There are several common varieties grown:

  • Tahitian Lime is a very juicy fruit and grows all year round. When ripe they are a seedless green fruit – however they can be left on the tree to turn yellow, which makes them softer, juicier and a little sweeter.
  • Wild Finger Lime is a long, narrow fruit with a red brown coloured skin native to Australia. The juice is contained in little spherical cells (quite amazing to see), and has a tart flavour that works well in Asian dishes.
  •  Kaffir Lime is essential in Thai cooking. The leaves of the Kaffir lime tree are used in Thai curries. The zest of the nobly looking fruit is also used in certain recipes. However, the flesh of Kaffir lime is full of seeds, little juice and is generally discarded.

I have kaffir lime growing in my back yard and it’s one of my favourite trees – it’s often so full of fruit i don’t get to use them all.

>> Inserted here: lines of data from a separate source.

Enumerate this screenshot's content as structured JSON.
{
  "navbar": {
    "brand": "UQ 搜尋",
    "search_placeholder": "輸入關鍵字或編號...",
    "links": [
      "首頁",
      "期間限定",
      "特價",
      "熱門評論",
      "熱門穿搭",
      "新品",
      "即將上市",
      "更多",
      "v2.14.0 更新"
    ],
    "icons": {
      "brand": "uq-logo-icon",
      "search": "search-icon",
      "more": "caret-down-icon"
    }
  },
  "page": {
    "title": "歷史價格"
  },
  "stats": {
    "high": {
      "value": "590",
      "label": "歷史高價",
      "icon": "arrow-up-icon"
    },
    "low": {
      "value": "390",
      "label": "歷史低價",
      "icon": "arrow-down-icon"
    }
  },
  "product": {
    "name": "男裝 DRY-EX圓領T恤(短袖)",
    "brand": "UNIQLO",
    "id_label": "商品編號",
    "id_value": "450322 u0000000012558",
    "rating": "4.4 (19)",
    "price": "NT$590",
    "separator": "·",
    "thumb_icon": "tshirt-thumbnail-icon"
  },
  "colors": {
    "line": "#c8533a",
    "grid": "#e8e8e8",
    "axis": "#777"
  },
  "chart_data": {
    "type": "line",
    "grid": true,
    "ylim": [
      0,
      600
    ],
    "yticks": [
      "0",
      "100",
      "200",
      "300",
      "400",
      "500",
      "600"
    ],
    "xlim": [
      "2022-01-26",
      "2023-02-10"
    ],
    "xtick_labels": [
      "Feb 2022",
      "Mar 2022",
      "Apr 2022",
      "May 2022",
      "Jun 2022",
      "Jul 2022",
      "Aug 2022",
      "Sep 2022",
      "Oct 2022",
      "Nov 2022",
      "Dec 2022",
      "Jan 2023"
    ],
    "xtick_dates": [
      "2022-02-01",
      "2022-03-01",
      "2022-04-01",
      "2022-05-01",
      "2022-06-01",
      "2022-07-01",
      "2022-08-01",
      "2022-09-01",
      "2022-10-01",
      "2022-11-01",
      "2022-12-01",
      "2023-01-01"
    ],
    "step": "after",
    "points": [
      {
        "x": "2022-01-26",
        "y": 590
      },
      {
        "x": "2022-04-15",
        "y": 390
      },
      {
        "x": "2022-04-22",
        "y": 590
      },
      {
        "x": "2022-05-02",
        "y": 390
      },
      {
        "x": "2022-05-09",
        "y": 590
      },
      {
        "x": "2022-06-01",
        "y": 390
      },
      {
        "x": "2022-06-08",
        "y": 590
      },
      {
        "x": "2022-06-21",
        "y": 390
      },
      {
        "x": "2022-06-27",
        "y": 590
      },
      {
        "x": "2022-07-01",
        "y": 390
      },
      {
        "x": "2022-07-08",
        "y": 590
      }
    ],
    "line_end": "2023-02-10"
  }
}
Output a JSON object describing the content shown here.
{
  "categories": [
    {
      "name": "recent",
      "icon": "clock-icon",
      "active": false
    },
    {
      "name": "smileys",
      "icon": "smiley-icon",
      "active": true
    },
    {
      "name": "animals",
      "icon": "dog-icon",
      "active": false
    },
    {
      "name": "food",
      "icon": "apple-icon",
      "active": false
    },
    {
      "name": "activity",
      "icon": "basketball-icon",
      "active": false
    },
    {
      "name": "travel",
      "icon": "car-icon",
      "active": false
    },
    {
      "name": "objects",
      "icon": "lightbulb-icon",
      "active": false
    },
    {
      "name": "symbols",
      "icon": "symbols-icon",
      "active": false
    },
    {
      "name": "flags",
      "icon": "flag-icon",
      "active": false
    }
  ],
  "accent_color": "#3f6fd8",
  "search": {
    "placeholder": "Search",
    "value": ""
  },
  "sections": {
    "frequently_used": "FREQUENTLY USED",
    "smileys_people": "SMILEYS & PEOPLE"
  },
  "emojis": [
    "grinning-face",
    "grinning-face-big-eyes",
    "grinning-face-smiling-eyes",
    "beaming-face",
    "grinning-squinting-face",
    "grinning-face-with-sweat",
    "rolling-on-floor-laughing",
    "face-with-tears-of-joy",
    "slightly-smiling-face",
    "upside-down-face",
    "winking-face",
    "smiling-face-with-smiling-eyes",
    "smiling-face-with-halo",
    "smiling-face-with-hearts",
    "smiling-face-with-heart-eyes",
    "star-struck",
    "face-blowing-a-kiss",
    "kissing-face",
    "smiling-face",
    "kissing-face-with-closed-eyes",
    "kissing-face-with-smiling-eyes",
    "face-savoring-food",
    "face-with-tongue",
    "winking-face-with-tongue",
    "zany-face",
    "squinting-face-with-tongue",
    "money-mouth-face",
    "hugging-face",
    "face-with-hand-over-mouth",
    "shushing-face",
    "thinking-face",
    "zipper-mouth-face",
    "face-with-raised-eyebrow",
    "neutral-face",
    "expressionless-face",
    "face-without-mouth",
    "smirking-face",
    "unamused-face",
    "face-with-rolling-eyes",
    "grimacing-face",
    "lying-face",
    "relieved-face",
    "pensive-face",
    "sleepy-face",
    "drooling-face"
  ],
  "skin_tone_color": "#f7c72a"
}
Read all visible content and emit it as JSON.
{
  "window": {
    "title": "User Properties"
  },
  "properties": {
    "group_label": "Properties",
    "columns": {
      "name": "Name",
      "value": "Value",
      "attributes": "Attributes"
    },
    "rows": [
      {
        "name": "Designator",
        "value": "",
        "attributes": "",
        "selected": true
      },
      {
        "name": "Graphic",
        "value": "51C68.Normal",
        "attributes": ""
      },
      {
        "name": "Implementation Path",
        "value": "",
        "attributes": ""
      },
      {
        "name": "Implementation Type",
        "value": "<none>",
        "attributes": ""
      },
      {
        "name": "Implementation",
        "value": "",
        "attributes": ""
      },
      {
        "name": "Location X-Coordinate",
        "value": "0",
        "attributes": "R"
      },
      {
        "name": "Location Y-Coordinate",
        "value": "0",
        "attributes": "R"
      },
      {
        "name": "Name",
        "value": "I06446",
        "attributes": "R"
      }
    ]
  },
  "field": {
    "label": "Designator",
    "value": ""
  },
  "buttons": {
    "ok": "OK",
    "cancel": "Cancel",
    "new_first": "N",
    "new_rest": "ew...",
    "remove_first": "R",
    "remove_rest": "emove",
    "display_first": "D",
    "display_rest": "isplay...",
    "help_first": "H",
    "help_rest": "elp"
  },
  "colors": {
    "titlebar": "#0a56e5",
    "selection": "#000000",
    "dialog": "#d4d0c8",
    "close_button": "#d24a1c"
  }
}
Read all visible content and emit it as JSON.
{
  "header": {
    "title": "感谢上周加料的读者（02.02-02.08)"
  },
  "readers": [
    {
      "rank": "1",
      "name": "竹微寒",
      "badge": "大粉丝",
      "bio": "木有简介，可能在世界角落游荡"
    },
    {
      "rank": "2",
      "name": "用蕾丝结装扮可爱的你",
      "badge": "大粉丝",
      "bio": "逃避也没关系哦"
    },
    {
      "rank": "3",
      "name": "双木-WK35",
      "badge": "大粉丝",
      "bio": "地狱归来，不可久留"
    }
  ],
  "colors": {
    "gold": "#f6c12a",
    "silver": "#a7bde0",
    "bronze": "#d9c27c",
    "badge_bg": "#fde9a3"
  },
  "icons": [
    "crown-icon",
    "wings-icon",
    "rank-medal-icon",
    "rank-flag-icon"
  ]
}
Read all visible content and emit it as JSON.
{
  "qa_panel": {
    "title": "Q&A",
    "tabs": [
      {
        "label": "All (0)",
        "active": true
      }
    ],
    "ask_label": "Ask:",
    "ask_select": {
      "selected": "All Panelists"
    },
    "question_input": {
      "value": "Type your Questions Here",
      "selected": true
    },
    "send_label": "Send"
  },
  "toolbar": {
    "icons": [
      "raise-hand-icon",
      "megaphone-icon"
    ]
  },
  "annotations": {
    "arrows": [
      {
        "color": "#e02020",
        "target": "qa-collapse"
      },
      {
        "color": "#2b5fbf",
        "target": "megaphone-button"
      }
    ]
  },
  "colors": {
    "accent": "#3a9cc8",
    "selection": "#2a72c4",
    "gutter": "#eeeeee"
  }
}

Limes are an excellent source of Vitamin C.

 A (Not So) Fun Fact

In 1795 the British navy began to distribute rations of rum, laced with lime and lemon juice during long sea voyages. That’s where the nickname ‘Limeys’ (meaning British sailors) originated.

The Vitamin C in the citrus juice was largely successful in preventing scurvy.

It is a little known fact that well-known English Explorer Captain James Cook wrote an ill-informed report to the Admiralty based on experiences from his first and second voyages, that came to delay the introduction of lemon and lime juice rations for twenty years – costing countless lives.

Tom Yum Kung (Sour Shrimp Soup)

  • 350g raw green prawns, peeled and deveined
  • 2 Lt chicken stock
  • 3  lemongrass stalks, bruised and finely chopped
  • 3 galangal slices
  • 3 chilies
  • 5 kaffir lime leaves, torn
  • 2 tablespoon fish sauce
  • 70g straw mushrooms
  • 2 spring onions, finely sliced
  • 3 tablespoons ime juice (fresh)
  • 3 tablespoons coriander leaves, torn
  1. In a saucepan bring the stock, one stalk of lemongrass and the galangal to the boil.
  2. Reduce the heat and gently simmer for 20 minutes.
  3. Strain the stock and discard the flavourings.
  4. To the stock, add the remaining 2 stalks of lemongrass, chilies, kaffir lime leaves, fish sauce, straw mushrooms and spring onions. Simmer for another couple of minutes.
  5. Add the prawns and cook for another couple of minutes until the prawns are firm and pink. Remove from the heat and add the lime juice and coriander leaves, then serve.

It’s also nice to add spoonfuls of steamed jasmine rice to your bowl of soup as you eat it.